Analiz
Giriş Tarihi : 16-08-2018 09:19   Güncelleme : 16-08-2018 09:19

“ABD’ye karşı başka dostlar” meselesi üzerine

“ABD’ye karşı başka dostlar” meselesi üzerine

ABD ile aramızda bir savaş var. Bunu biz söylemiyoruz. Başkanları Trump söylüyor, Dışişleri bakanları, Beyaz Saray sözcüleri söylüyor. Baş göz üstüne, aldık kabul ettik. Ne mutlu; düşmanın büyüğüyle savaşmayı nasip eden Allah’a hamdolsun.

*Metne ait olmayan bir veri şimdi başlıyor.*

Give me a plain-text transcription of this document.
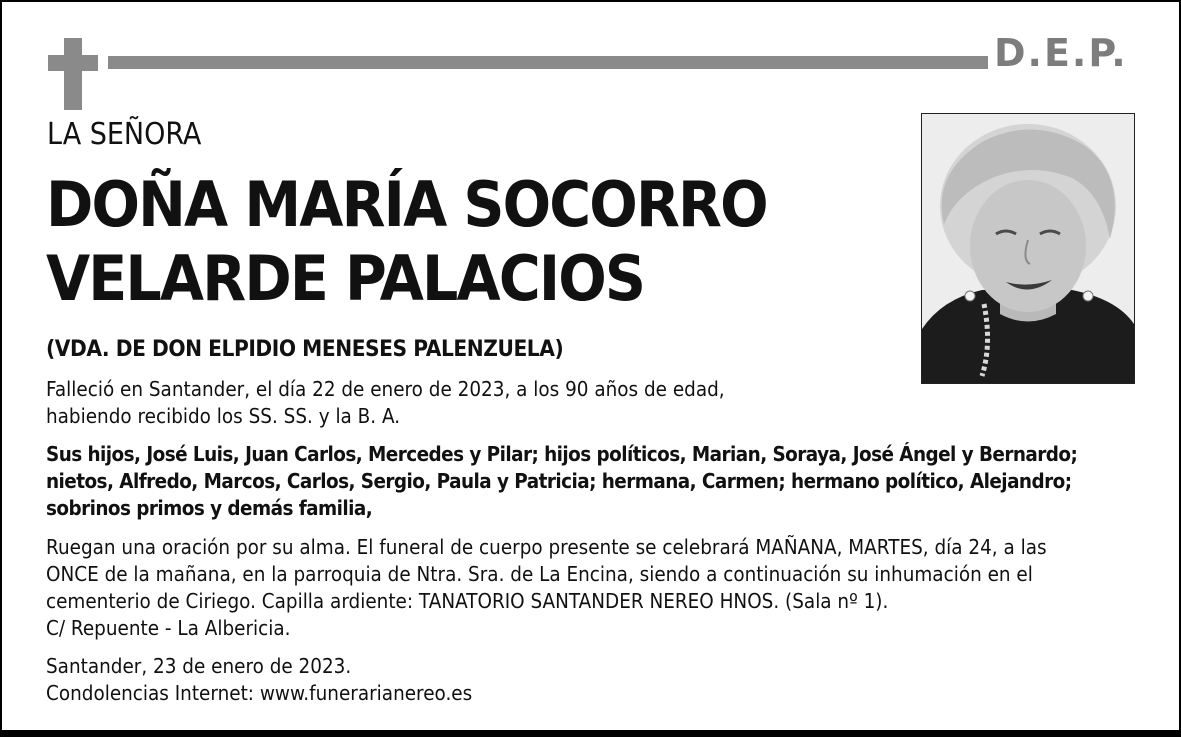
D.E.P.
LA SEÑORA
DOÑA MARÍA SOCORRO
VELARDE PALACIOS
(VDA. DE DON ELPIDIO MENESES PALENZUELA)
Falleció en Santander, el día 22 de enero de 2023, a los 90 años de edad,
habiendo recibido los SS. SS. y la B. A.
Sus hijos, José Luis, Juan Carlos, Mercedes y Pilar; hijos políticos, Marian, Soraya, José Ángel y Bernardo;
nietos, Alfredo, Marcos, Carlos, Sergio, Paula y Patricia; hermana, Carmen; hermano político, Alejandro;
sobrinos primos y demás familia,
Ruegan una oración por su alma. El funeral de cuerpo presente se celebrará MAÑANA, MARTES, día 24, a las
ONCE de la mañana, en la parroquia de Ntra. Sra. de La Encina, siendo a continuación su inhumación en el
cementerio de Ciriego. Capilla ardiente: TANATORIO SANTANDER NEREO HNOS. (Sala nº 1).
C/ Repuente - La Albericia.
Santander, 23 de enero de 2023.
Condolencias Internet: www.funerarianereo.es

Biz savaş istemeyiz, haramdır; ama kapımıza gelirse de kaçmayız çünkü o da haramdır. En azından bundan sonra “stratejik ortak”, “NATO müttefiki” gibi zırvalar çöpe gitmiş olur. Şöyle gönül rahatlığıyla düşmana “düşman” deriz. Bu, yazının konusu değil ama not düşmüş olalım: “Obama ve ekibi gibi, liberal kaypaklığın zirvesinde sinsi düşmanlardansa bu şekilde aptalca, ağzına geleni tweet atan düşman tercih edilmeli…”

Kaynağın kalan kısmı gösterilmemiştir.